Total Number of balls = 4 +5 +3 = 12

Since three balls are drawn without replacement.

Without restriction the total number of ways to draw 3 balls from 12 balls without replacement is

=¹²C₃ = 220

The number of ways to draw to three balls of same colours

= ( Draw three balls of blue colours) or ( Draw three balls of red colours) or ( Draw three balls of green colours)

= ⁴C₃ + ⁵C₃ + ³C₃ = 4 + 10 + 1 =15

The number of ways to draw to three balls of different colours

= Draw 1 blue ball, draw 1 red ball and draw 1 green ball.

= ⁴C₁^{* 5}C₁* ³C₁ = 60

And the remaining ways are = 220 - 15 -60 = 145

If Debolina draw three balls of same colour then she will get 7000 and draw three balls of diffrent colours she will get 9000 otherwise she has to pay Rs . 4000.

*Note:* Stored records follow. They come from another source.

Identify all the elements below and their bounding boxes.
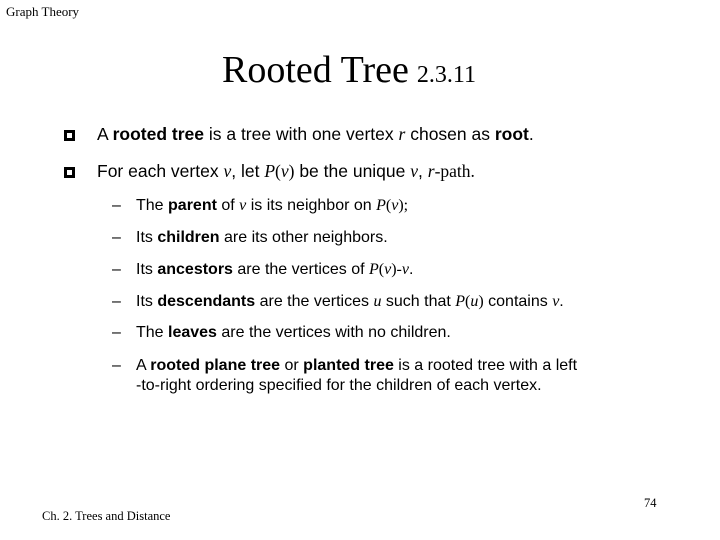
slide-title [222,48,476,92]
term-descendants: descendants [157,293,256,310]
term-leaves: leaves [168,324,217,341]
footer-chapter: Ch. 2. Trees and Distance [42,509,171,523]
subitem-parent: – The parent of v is its neighbor on P(v); [112,197,409,214]
dash-bullet: – [112,229,121,246]
dash-bullet: – [112,197,121,214]
bullet-path-definition: For each vertex v, let P(v) be the unique v, r-path. [64,161,475,182]
square-bullet-icon [64,167,75,178]
term-rooted-tree: rooted tree [112,124,204,144]
term-planted-tree: planted tree [303,357,394,374]
subitem-continuation: -to-right ordering specified for the children of each vertex. [136,377,542,394]
dash-bullet: – [112,261,121,278]
subitem-ancestors: – Its ancestors are the vertices of P(v)-v. [112,261,414,278]
page-number: 74 [644,496,657,510]
term-parent: parent [168,197,217,214]
subitem-planted-tree: – A rooted plane tree or planted tree is a rooted tree with a left -to-right ordering specified for the children of each vertex. [112,357,578,394]
title-text: Rooted Tree [222,49,409,91]
term-rooted-plane-tree: rooted plane tree [150,357,281,374]
square-bullet-icon [64,130,75,141]
section-number: 2.3.11 [416,62,476,88]
term-ancestors: ancestors [157,261,233,278]
subitem-descendants: – Its descendants are the vertices u such that P(u) contains v. [112,293,564,310]
term-root: root [494,124,529,144]
dash-bullet: – [112,357,121,374]
course-header: Graph Theory [6,4,80,19]
subitem-leaves: – The leaves are the vertices with no children. [112,324,451,341]
subitem-children: – Its children are its other neighbors. [112,229,388,246]
bullet-rooted-tree: A rooted tree is a tree with one vertex r chosen as root. [64,124,534,145]
term-children: children [157,229,220,246]
dash-bullet: – [112,293,121,310]
dash-bullet: – [112,324,121,341]
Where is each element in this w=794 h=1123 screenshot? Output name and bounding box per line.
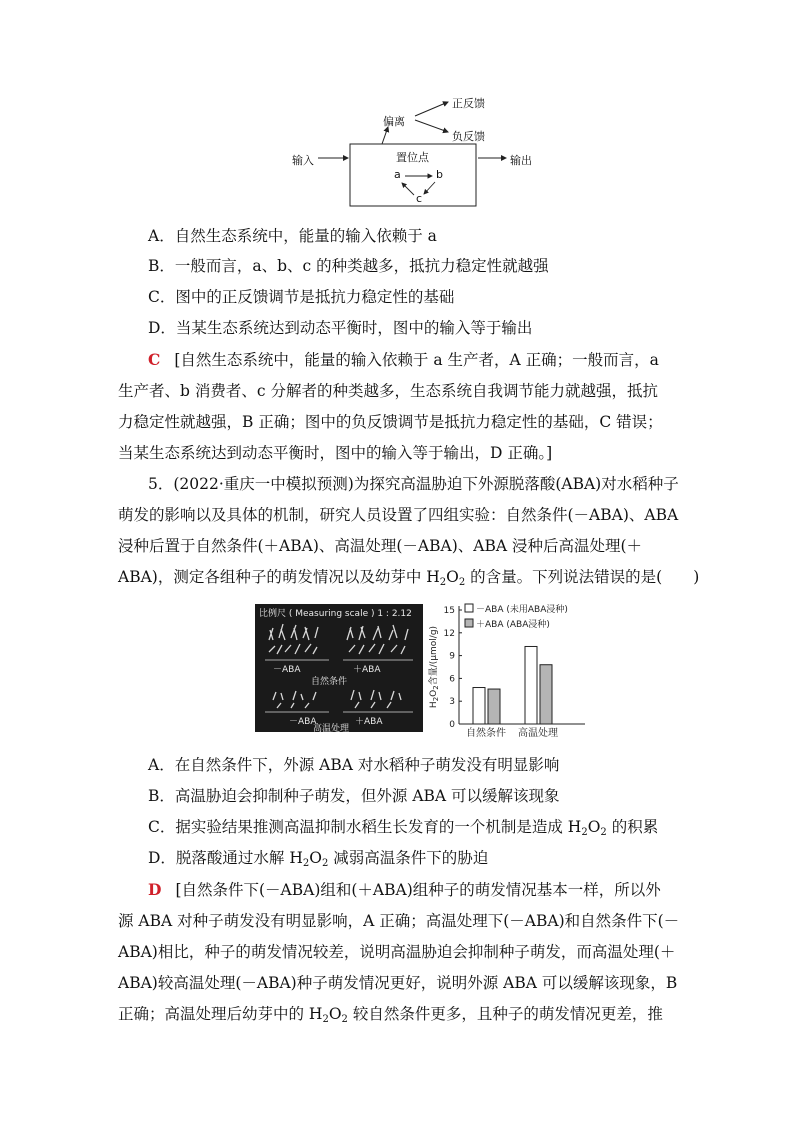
y-tick-label: 3 [449,697,455,708]
legend-label: －ABA (未用ABA浸种) [476,605,568,615]
q5-stem-line2: 萌发的影响以及具体的机制，研究人员设置了四组实验：自然条件(－ABA)、ABA [118,506,679,524]
y-tick-label: 12 [443,628,455,639]
y-tick-label: 9 [449,651,455,662]
q5-option-a: A．在自然条件下，外源 ABA 对水稻种子萌发没有明显影响 [148,756,560,774]
seedling-photo [255,604,423,732]
negative-feedback-arrow [415,120,448,132]
q5-stem-line3: 浸种后置于自然条件(＋ABA)、高温处理(－ABA)、ABA 浸种后高温处理(＋ [118,537,642,555]
bar [540,665,552,724]
q4-explanation-line4: 当某生态系统达到动态平衡时，图中的输入等于输出，D 正确。] [118,444,553,462]
set-point-label: 置位点 [396,151,429,164]
q5-explanation-line1: D [自然条件下(－ABA)组和(＋ABA)组种子的萌发情况基本一样，所以外 [148,880,661,899]
q5-explanation-line5: 正确；高温处理后幼芽中的 $H_2O_2$ 较自然条件更多，且种子的萌发情况更差，推 [118,1005,663,1025]
h2o2-bar-chart [425,600,595,742]
y-tick-label: 6 [449,674,455,685]
q5-stem-line4: ABA)，测定各组种子的萌发情况以及幼芽中 $H_2O_2$ 的含量。下列说法错误的是( ) [118,568,700,588]
scale-label: 比例尺 ( Measuring scale ) 1 : 2.12 [259,609,412,619]
natural-condition-label: 自然条件 [311,677,348,687]
node-a: a [394,168,401,181]
q4-option-a: A．自然生态系统中，能量的输入依赖于 a [148,227,437,245]
chart-svg [425,600,595,742]
b-to-c-arrow [424,182,435,194]
c-to-a-arrow [402,183,414,195]
negative-feedback-label: 负反馈 [452,130,485,143]
deviation-label: 偏离 [383,115,405,128]
q4-option-b: B．一般而言，a、b、c 的种类越多，抵抗力稳定性就越强 [148,257,549,275]
q4-option-d: D．当某生态系统达到动态平衡时，图中的输入等于输出 [148,319,533,337]
deviation-arrow [382,127,388,144]
q5-option-c: C．据实验结果推测高温抑制水稻生长发育的一个机制是造成 $H_2O_2$ 的积累 [148,818,659,838]
y-tick-label: 0 [449,720,455,730]
positive-feedback-arrow [415,102,448,116]
hightemp-minus-aba-label: －ABA [289,717,317,727]
hightemp-plus-aba-label: ＋ABA [355,717,383,727]
q4-explanation-line1: C [自然生态系统中，能量的输入依赖于 a 生产者，A 正确；一般而言，a [148,350,659,369]
natural-plus-aba-label: ＋ABA [353,665,381,675]
natural-minus-aba-label: －ABA [273,665,301,675]
q4-answer: C [148,350,161,369]
q4-explanation-line2: 生产者、b 消费者、c 分解者的种类越多，生态系统自我调节能力就越强，抵抗 [118,382,658,400]
node-b: b [436,168,443,181]
high-temp-label: 高温处理 [313,724,350,734]
q4-explanation-line3: 力稳定性就越强，B 正确；图中的负反馈调节是抵抗力稳定性的基础，C 错误； [118,413,663,431]
node-c: c [416,192,423,205]
q5-stem-line1: 5．(2022·重庆一中模拟预测)为探究高温胁迫下外源脱落酸(ABA)对水稻种子 [148,475,679,493]
legend-swatch [465,604,473,612]
q5-option-b: B．高温胁迫会抑制种子萌发，但外源 ABA 可以缓解该现象 [148,787,560,805]
legend-swatch [465,619,473,627]
legend-label: ＋ABA (ABA浸种) [476,620,550,630]
output-label: 输出 [510,154,532,167]
q5-explanation-line3: ABA)相比，种子的萌发情况较差，说明高温胁迫会抑制种子萌发，而高温处理(＋ [118,943,676,961]
q5-option-d: D．脱落酸通过水解 $H_2O_2$ 减弱高温条件下的胁迫 [148,849,489,869]
bar [525,646,537,724]
x-tick-label: 高温处理 [518,728,558,739]
feedback-diagram [280,92,550,212]
x-tick-label: 自然条件 [466,728,506,739]
y-tick-label: 15 [443,606,455,616]
bar [488,689,500,724]
y-axis-label: $H_2O_2$含量/(μmol/g) [429,625,440,709]
q5-explanation-line4: ABA)较高温处理(－ABA)种子萌发情况更好，说明外源 ABA 可以缓解该现象，B [118,974,678,992]
bar [473,688,485,724]
positive-feedback-label: 正反馈 [452,97,485,110]
q4-option-c: C．图中的正反馈调节是抵抗力稳定性的基础 [148,288,455,306]
q5-explanation-line2: 源 ABA 对种子萌发没有明显影响，A 正确；高温处理下(－ABA)和自然条件下(－ [118,912,680,930]
input-label: 输入 [292,154,314,167]
q5-answer: D [148,880,162,899]
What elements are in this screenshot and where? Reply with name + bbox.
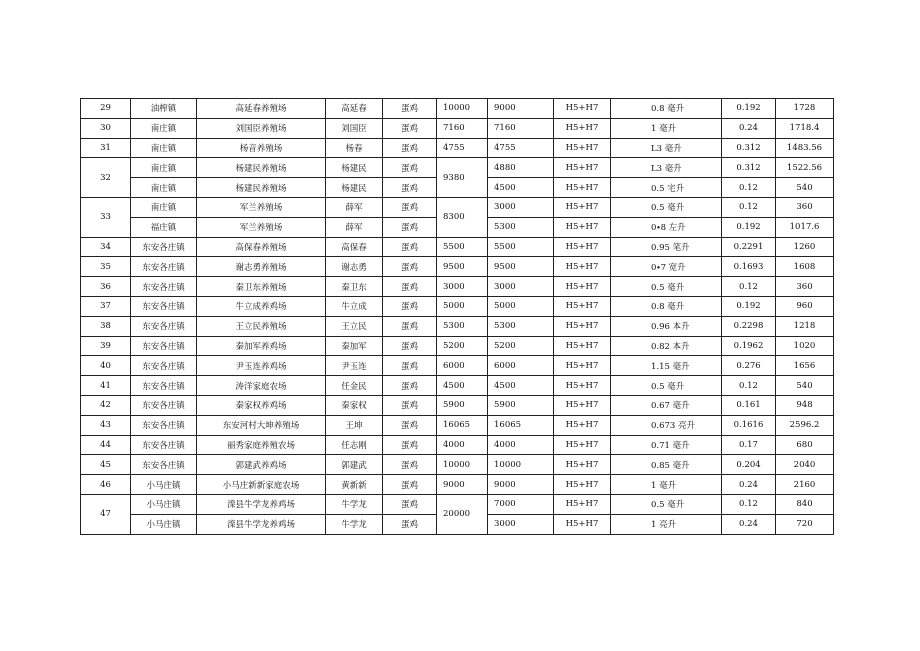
town-cell: 南庄镇	[131, 178, 197, 198]
row-number: 34	[81, 237, 131, 257]
kind-cell: 蛋鸡	[383, 415, 437, 435]
table-row	[81, 138, 834, 158]
amount-cell: 1718.4	[776, 118, 834, 138]
row-number: 46	[81, 475, 131, 495]
farm-cell: 秦卫东养殖场	[197, 277, 326, 297]
count-cell: 9000	[488, 475, 554, 495]
farm-cell: 杨建民养殖场	[197, 158, 326, 178]
table-row	[81, 316, 834, 336]
vaccine-cell: H5+H7	[554, 158, 611, 178]
town-cell: 东安各庄镇	[131, 376, 197, 396]
owner-cell: 牛学龙	[326, 514, 383, 534]
table-row	[81, 356, 834, 376]
row-number: 43	[81, 415, 131, 435]
table-row	[81, 475, 834, 495]
table-row	[81, 237, 834, 257]
kind-cell: 蛋鸡	[383, 138, 437, 158]
count-cell: 4755	[488, 138, 554, 158]
row-number: 45	[81, 455, 131, 475]
amount-cell: 1218	[776, 316, 834, 336]
owner-cell: 郭建武	[326, 455, 383, 475]
vaccine-cell: H5+H7	[554, 296, 611, 316]
town-cell: 东安各庄镇	[131, 336, 197, 356]
table-row	[81, 415, 834, 435]
amount-cell: 1608	[776, 257, 834, 277]
row-number: 40	[81, 356, 131, 376]
amount-cell: 360	[776, 277, 834, 297]
town-cell: 南庄镇	[131, 158, 197, 178]
owner-cell: 高延春	[326, 99, 383, 119]
farm-cell: 高延春养殖场	[197, 99, 326, 119]
count-cell: 7160	[488, 118, 554, 138]
table-row	[81, 158, 834, 178]
kind-cell: 蛋鸡	[383, 356, 437, 376]
kind-cell: 蛋鸡	[383, 99, 437, 119]
amount-cell: 1017.6	[776, 217, 834, 237]
owner-cell: 牛学龙	[326, 494, 383, 514]
amount-cell: 2040	[776, 455, 834, 475]
farm-cell: 牛立成养鸡场	[197, 296, 326, 316]
kind-cell: 蛋鸡	[383, 277, 437, 297]
per-cell: 0.12	[722, 197, 776, 217]
count-cell: 5500	[488, 237, 554, 257]
amount-cell: 2160	[776, 475, 834, 495]
table-row	[81, 277, 834, 297]
kind-cell: 蛋鸡	[383, 376, 437, 396]
total-cell: 4000	[437, 435, 488, 455]
dose-cell: 1.15 毫升	[611, 356, 722, 376]
total-cell: 8300	[437, 197, 488, 237]
dose-cell: 0.96 本升	[611, 316, 722, 336]
vaccine-cell: H5+H7	[554, 237, 611, 257]
row-number: 36	[81, 277, 131, 297]
total-cell: 4755	[437, 138, 488, 158]
town-cell: 东安各庄镇	[131, 237, 197, 257]
kind-cell: 蛋鸡	[383, 514, 437, 534]
amount-cell: 2596.2	[776, 415, 834, 435]
owner-cell: 薛军	[326, 217, 383, 237]
per-cell: 0.276	[722, 356, 776, 376]
count-cell: 5300	[488, 316, 554, 336]
count-cell: 4500	[488, 178, 554, 198]
dose-cell: 0.67 毫升	[611, 395, 722, 415]
owner-cell: 黄新新	[326, 475, 383, 495]
amount-cell: 948	[776, 395, 834, 415]
per-cell: 0.192	[722, 217, 776, 237]
count-cell: 3000	[488, 277, 554, 297]
owner-cell: 杨春	[326, 138, 383, 158]
total-cell: 5300	[437, 316, 488, 336]
farm-cell: 郭建武养鸡场	[197, 455, 326, 475]
total-cell: 9500	[437, 257, 488, 277]
owner-cell: 牛立成	[326, 296, 383, 316]
town-cell: 东安各庄镇	[131, 316, 197, 336]
total-cell: 9380	[437, 158, 488, 198]
kind-cell: 蛋鸡	[383, 118, 437, 138]
vaccine-cell: H5+H7	[554, 316, 611, 336]
farm-cell: 谢志勇养殖场	[197, 257, 326, 277]
farm-cell: 王立民养殖场	[197, 316, 326, 336]
farm-cell: 军兰养殖场	[197, 217, 326, 237]
town-cell: 小马庄镇	[131, 494, 197, 514]
vaccine-cell: H5+H7	[554, 514, 611, 534]
total-cell: 10000	[437, 99, 488, 119]
count-cell: 6000	[488, 356, 554, 376]
row-number: 47	[81, 494, 131, 534]
per-cell: 0.204	[722, 455, 776, 475]
vaccine-cell: H5+H7	[554, 257, 611, 277]
town-cell: 小马庄镇	[131, 475, 197, 495]
vaccine-cell: H5+H7	[554, 395, 611, 415]
dose-cell: L3 毫升	[611, 158, 722, 178]
per-cell: 0.12	[722, 277, 776, 297]
dose-cell: 0.8 毫升	[611, 296, 722, 316]
farm-cell: 刘国臣养殖场	[197, 118, 326, 138]
row-number: 30	[81, 118, 131, 138]
count-cell: 16065	[488, 415, 554, 435]
dose-cell: 0.5 毫升	[611, 376, 722, 396]
kind-cell: 蛋鸡	[383, 494, 437, 514]
town-cell: 油榨镇	[131, 99, 197, 119]
kind-cell: 蛋鸡	[383, 316, 437, 336]
owner-cell: 秦家权	[326, 395, 383, 415]
amount-cell: 1728	[776, 99, 834, 119]
vaccine-cell: H5+H7	[554, 356, 611, 376]
per-cell: 0.192	[722, 99, 776, 119]
farm-cell: 秦加军养鸡场	[197, 336, 326, 356]
table-row	[81, 296, 834, 316]
amount-cell: 540	[776, 178, 834, 198]
total-cell: 3000	[437, 277, 488, 297]
count-cell: 9500	[488, 257, 554, 277]
per-cell: 0.24	[722, 475, 776, 495]
kind-cell: 蛋鸡	[383, 475, 437, 495]
per-cell: 0.24	[722, 118, 776, 138]
row-number: 44	[81, 435, 131, 455]
vaccine-cell: H5+H7	[554, 494, 611, 514]
total-cell: 4500	[437, 376, 488, 396]
total-cell: 5000	[437, 296, 488, 316]
per-cell: 0.12	[722, 494, 776, 514]
owner-cell: 高保春	[326, 237, 383, 257]
owner-cell: 秦卫东	[326, 277, 383, 297]
table-row	[81, 118, 834, 138]
dose-cell: 0∙8 左升	[611, 217, 722, 237]
row-number: 32	[81, 158, 131, 198]
count-cell: 5300	[488, 217, 554, 237]
total-cell: 10000	[437, 455, 488, 475]
dose-cell: 0.5 毫升	[611, 494, 722, 514]
per-cell: 0.1616	[722, 415, 776, 435]
total-cell: 16065	[437, 415, 488, 435]
row-number: 38	[81, 316, 131, 336]
per-cell: 0.1962	[722, 336, 776, 356]
table-row	[81, 395, 834, 415]
farm-cell: 军兰养殖场	[197, 197, 326, 217]
vaccine-cell: H5+H7	[554, 435, 611, 455]
town-cell: 南庄镇	[131, 118, 197, 138]
per-cell: 0.192	[722, 296, 776, 316]
amount-cell: 1020	[776, 336, 834, 356]
farm-cell: 丽秀家庭养殖农场	[197, 435, 326, 455]
per-cell: 0.312	[722, 158, 776, 178]
kind-cell: 蛋鸡	[383, 435, 437, 455]
farm-cell: 杨建民养殖场	[197, 178, 326, 198]
amount-cell: 1522.56	[776, 158, 834, 178]
count-cell: 4000	[488, 435, 554, 455]
town-cell: 南庄镇	[131, 197, 197, 217]
per-cell: 0.12	[722, 178, 776, 198]
count-cell: 7000	[488, 494, 554, 514]
kind-cell: 蛋鸡	[383, 455, 437, 475]
dose-cell: 1 毫升	[611, 118, 722, 138]
dose-cell: 1 亮升	[611, 514, 722, 534]
farm-cell: 东安河村大坤养殖场	[197, 415, 326, 435]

Let random variable X denotes amount of gain of Debolina if she has plays the game.

Hence the X takes values 7000,9000,-4000.

The probability distribution of X is

x	-4000	7000	9000	Total
P(X=x)	145/220	15/220	60/220	1
x*p(x)	-580000/220	105000/220	540000/220	295.4545

a) Expected gain of Debolina if she plays the game = E(X)

= 295.4545

b) Risk of expected gain of her = 15/220 +60 /220 = 0.3409

c) Since risk of gain is 0.3409 and expected gain is 295.4545 (Positive) .

Hence Debolina should play the game.